Tali Ziv / Penn Anthropology

INFORMAL LABOR IN THE U.S. CITY, as a structural labor position wrought from exclusion and/or precarious attachment to the formal labor market, is deeply intertwined with racial inequalities and the economic precarity on which such inequalities are founded. Drawing from 24 months of ethnographic fieldwork, this article grounds political discussions of racially differential experiences of citizenship in the structural ordering of Philadelphia’s labor market. Building upon scholarship that theorizes informality as a critical mode of exchange and development, this essay argues that informal labor is also a site of historical and cultural formation with its own sets of practices and meanings.
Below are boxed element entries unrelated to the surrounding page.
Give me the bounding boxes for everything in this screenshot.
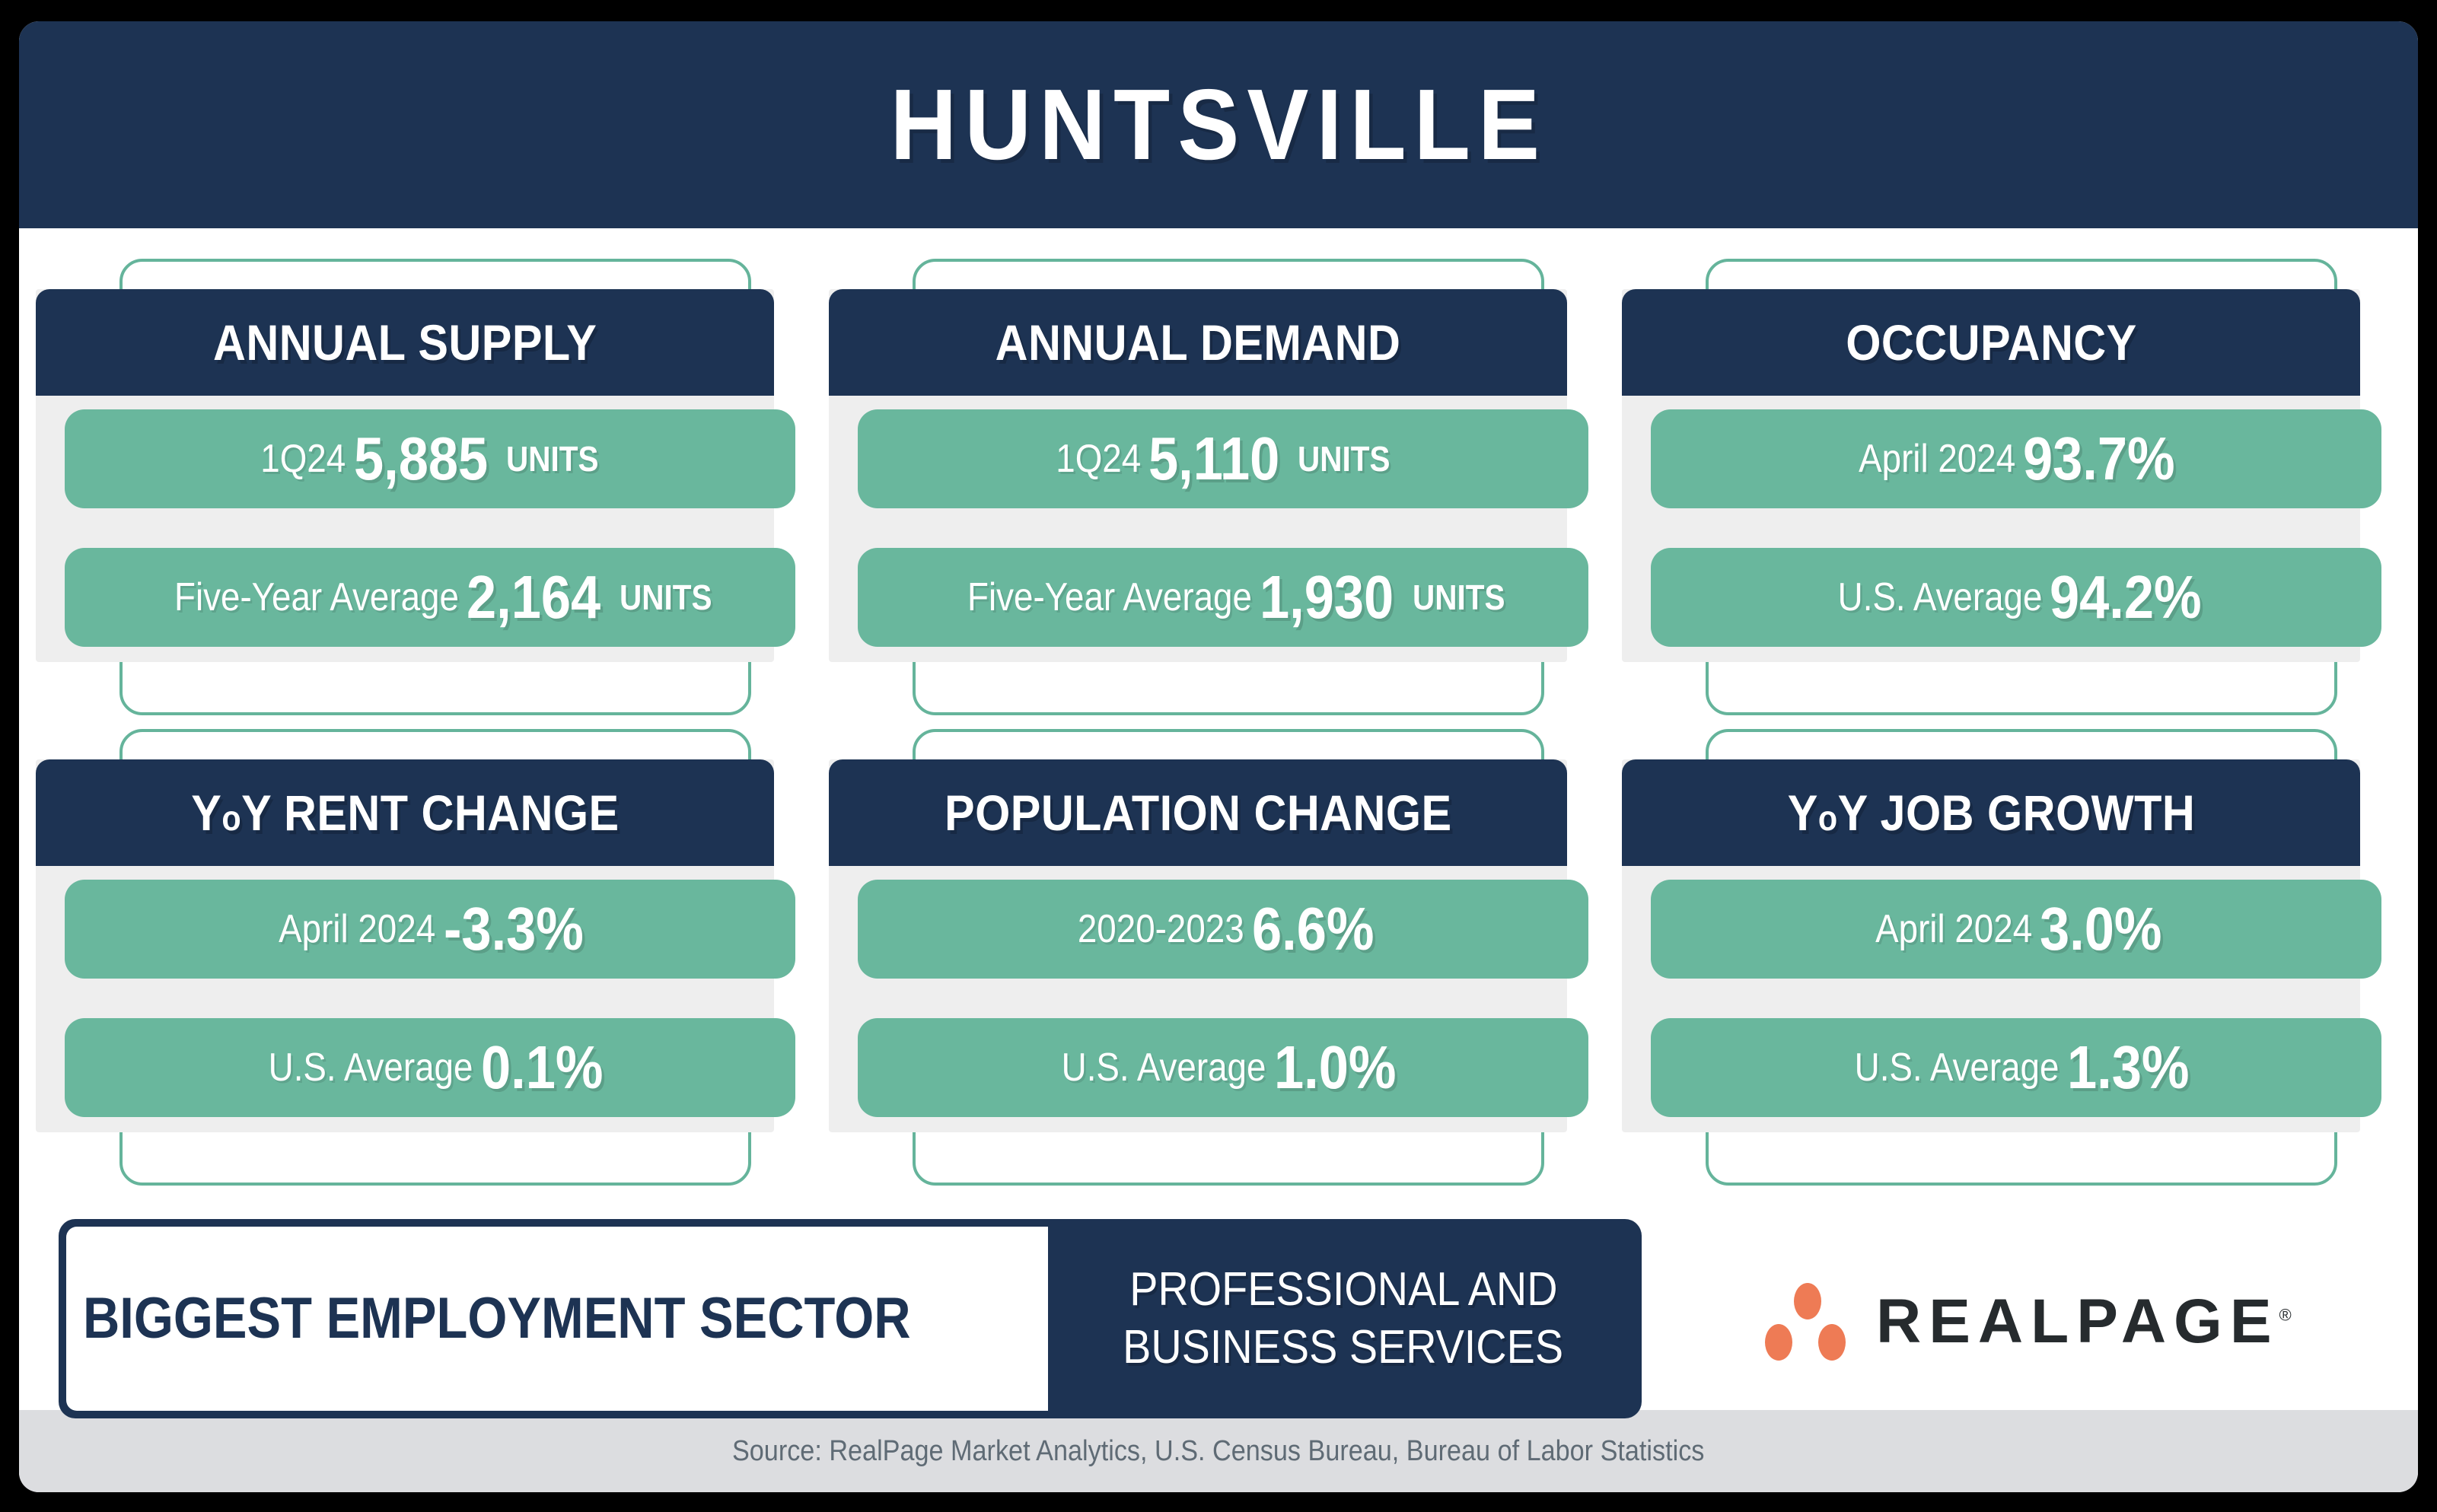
metric-unit: UNITS: [1413, 580, 1505, 615]
employment-sector-label-box: BIGGEST EMPLOYMENT SECTOR: [66, 1227, 1048, 1411]
card-title: OCCUPANCY: [1846, 317, 2136, 368]
metric-row: April 2024 3.0%: [1651, 880, 2381, 979]
metric-value: 94.2%: [2050, 567, 2202, 628]
metric-value: 2,164: [467, 567, 600, 628]
card-header: OCCUPANCY: [1622, 289, 2360, 396]
metric-value: 1,930: [1260, 567, 1394, 628]
infographic-poster: HUNTSVILLE ANNUAL SUPPLY 1Q24 5,885 UNIT…: [19, 21, 2418, 1492]
footer-bar: Source: RealPage Market Analytics, U.S. …: [19, 1410, 2418, 1492]
card-header: POPULATION CHANGE: [829, 759, 1567, 866]
metric-value: 0.1%: [481, 1037, 603, 1098]
metric-card-grid: ANNUAL SUPPLY 1Q24 5,885 UNITS Five-Year…: [19, 228, 2418, 1211]
card-title: POPULATION CHANGE: [945, 788, 1452, 838]
metric-row: U.S. Average 94.2%: [1651, 548, 2381, 647]
metric-card-yoy-job-growth: YoY JOB GROWTH April 2024 3.0% U.S. Aver…: [1622, 729, 2391, 1186]
logo-dot-bottom-right: [1818, 1324, 1846, 1361]
card-header: YoY RENT CHANGE: [36, 759, 774, 866]
metric-row: Five-Year Average 1,930 UNITS: [858, 548, 1588, 647]
metric-row: 1Q24 5,885 UNITS: [65, 409, 795, 508]
metric-row: 1Q24 5,110 UNITS: [858, 409, 1588, 508]
employment-sector-value-line1: PROFESSIONAL AND: [1129, 1266, 1557, 1313]
metric-unit: UNITS: [620, 580, 712, 615]
metric-unit: UNITS: [506, 441, 598, 476]
metric-value: 1.3%: [2067, 1037, 2189, 1098]
card-header: ANNUAL DEMAND: [829, 289, 1567, 396]
employment-sector-value: PROFESSIONAL AND BUSINESS SERVICES: [1054, 1227, 1633, 1411]
metric-label: U.S. Average: [1837, 578, 2042, 617]
metric-card-annual-demand: ANNUAL DEMAND 1Q24 5,110 UNITS Five-Year…: [829, 259, 1598, 715]
metric-label: U.S. Average: [1855, 1048, 2060, 1087]
metric-value: -3.3%: [444, 899, 584, 960]
metric-value: 93.7%: [2023, 428, 2175, 489]
registered-trademark-icon: ®: [2279, 1306, 2292, 1325]
metric-label: April 2024: [1859, 439, 2015, 479]
metric-label: U.S. Average: [1062, 1048, 1266, 1087]
metric-value: 5,110: [1148, 428, 1279, 489]
metric-row: April 2024 -3.3%: [65, 880, 795, 979]
metric-card-yoy-rent-change: YoY RENT CHANGE April 2024 -3.3% U.S. Av…: [36, 729, 804, 1186]
metric-card-annual-supply: ANNUAL SUPPLY 1Q24 5,885 UNITS Five-Year…: [36, 259, 804, 715]
metric-label: 1Q24: [261, 439, 346, 479]
metric-label: April 2024: [279, 909, 436, 949]
metric-card-occupancy: OCCUPANCY April 2024 93.7% U.S. Average …: [1622, 259, 2391, 715]
title-bar: HUNTSVILLE: [19, 21, 2418, 228]
three-orange-dots-icon: [1762, 1281, 1853, 1362]
metric-label: 1Q24: [1056, 439, 1141, 479]
metric-value: 3.0%: [2040, 899, 2161, 960]
logo-wordmark-text: REALPAGE: [1876, 1287, 2279, 1356]
metric-row: Five-Year Average 2,164 UNITS: [65, 548, 795, 647]
metric-value: 6.6%: [1252, 899, 1374, 960]
logo-wordmark: REALPAGE®: [1876, 1291, 2292, 1353]
card-header: YoY JOB GROWTH: [1622, 759, 2360, 866]
employment-sector-label: BIGGEST EMPLOYMENT SECTOR: [83, 1290, 911, 1348]
metric-row: U.S. Average 0.1%: [65, 1018, 795, 1117]
metric-label: Five-Year Average: [967, 578, 1252, 617]
metric-row: U.S. Average 1.0%: [858, 1018, 1588, 1117]
card-header: ANNUAL SUPPLY: [36, 289, 774, 396]
page-title: HUNTSVILLE: [890, 75, 1547, 175]
metric-value: 5,885: [354, 428, 488, 489]
bottom-strip: BIGGEST EMPLOYMENT SECTOR PROFESSIONAL A…: [19, 1211, 2418, 1432]
metric-label: April 2024: [1875, 909, 2032, 949]
card-title: ANNUAL SUPPLY: [213, 317, 597, 368]
metric-row: April 2024 93.7%: [1651, 409, 2381, 508]
metric-unit: UNITS: [1298, 441, 1390, 476]
logo-dot-top: [1794, 1283, 1821, 1319]
metric-label: U.S. Average: [269, 1048, 473, 1087]
metric-label: Five-Year Average: [174, 578, 459, 617]
metric-row: U.S. Average 1.3%: [1651, 1018, 2381, 1117]
realpage-logo: REALPAGE®: [1762, 1272, 2295, 1371]
employment-sector-value-line2: BUSINESS SERVICES: [1123, 1324, 1564, 1371]
metric-row: 2020-2023 6.6%: [858, 880, 1588, 979]
card-title: ANNUAL DEMAND: [996, 317, 1401, 368]
source-attribution: Source: RealPage Market Analytics, U.S. …: [732, 1437, 1704, 1466]
logo-dot-bottom-left: [1765, 1324, 1792, 1361]
metric-value: 1.0%: [1274, 1037, 1396, 1098]
card-title: YoY RENT CHANGE: [191, 788, 619, 838]
metric-label: 2020-2023: [1078, 909, 1244, 949]
card-title: YoY JOB GROWTH: [1787, 788, 2194, 838]
metric-card-population-change: POPULATION CHANGE 2020-2023 6.6% U.S. Av…: [829, 729, 1598, 1186]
Twinned with systems of surveillance and regulation, informal labor formations do not only impact economic solvency but also the intimate experience of belonging and the visibility that comes with such belonging. Tracing the historical emergence of the pairing of labor and surveillance, this essay locates the racialization of informal labor in the lived experience of anticipation and evasion of these structures of surveillance. In so doing, this paper argues that the racialization of informal labor exists not only as the familiar structural marking of a labor position, but as the experience expressed through practicing in it within the U.S city. Informality, then, offers a space of intimate truth in response to public surveillance and the misrecognition that such surveillance can bring. By pairing insights from development and urbanization studies on informality with those from Black and racialization studies, this paper argues that the political developments of market liberalization, urbanization, and the devolution of state authority with which urban informality is commonly associated build upon older historical and cultural forms that racialize informal labor and the experiences of citizenship that these residents experience in the Urban U.S.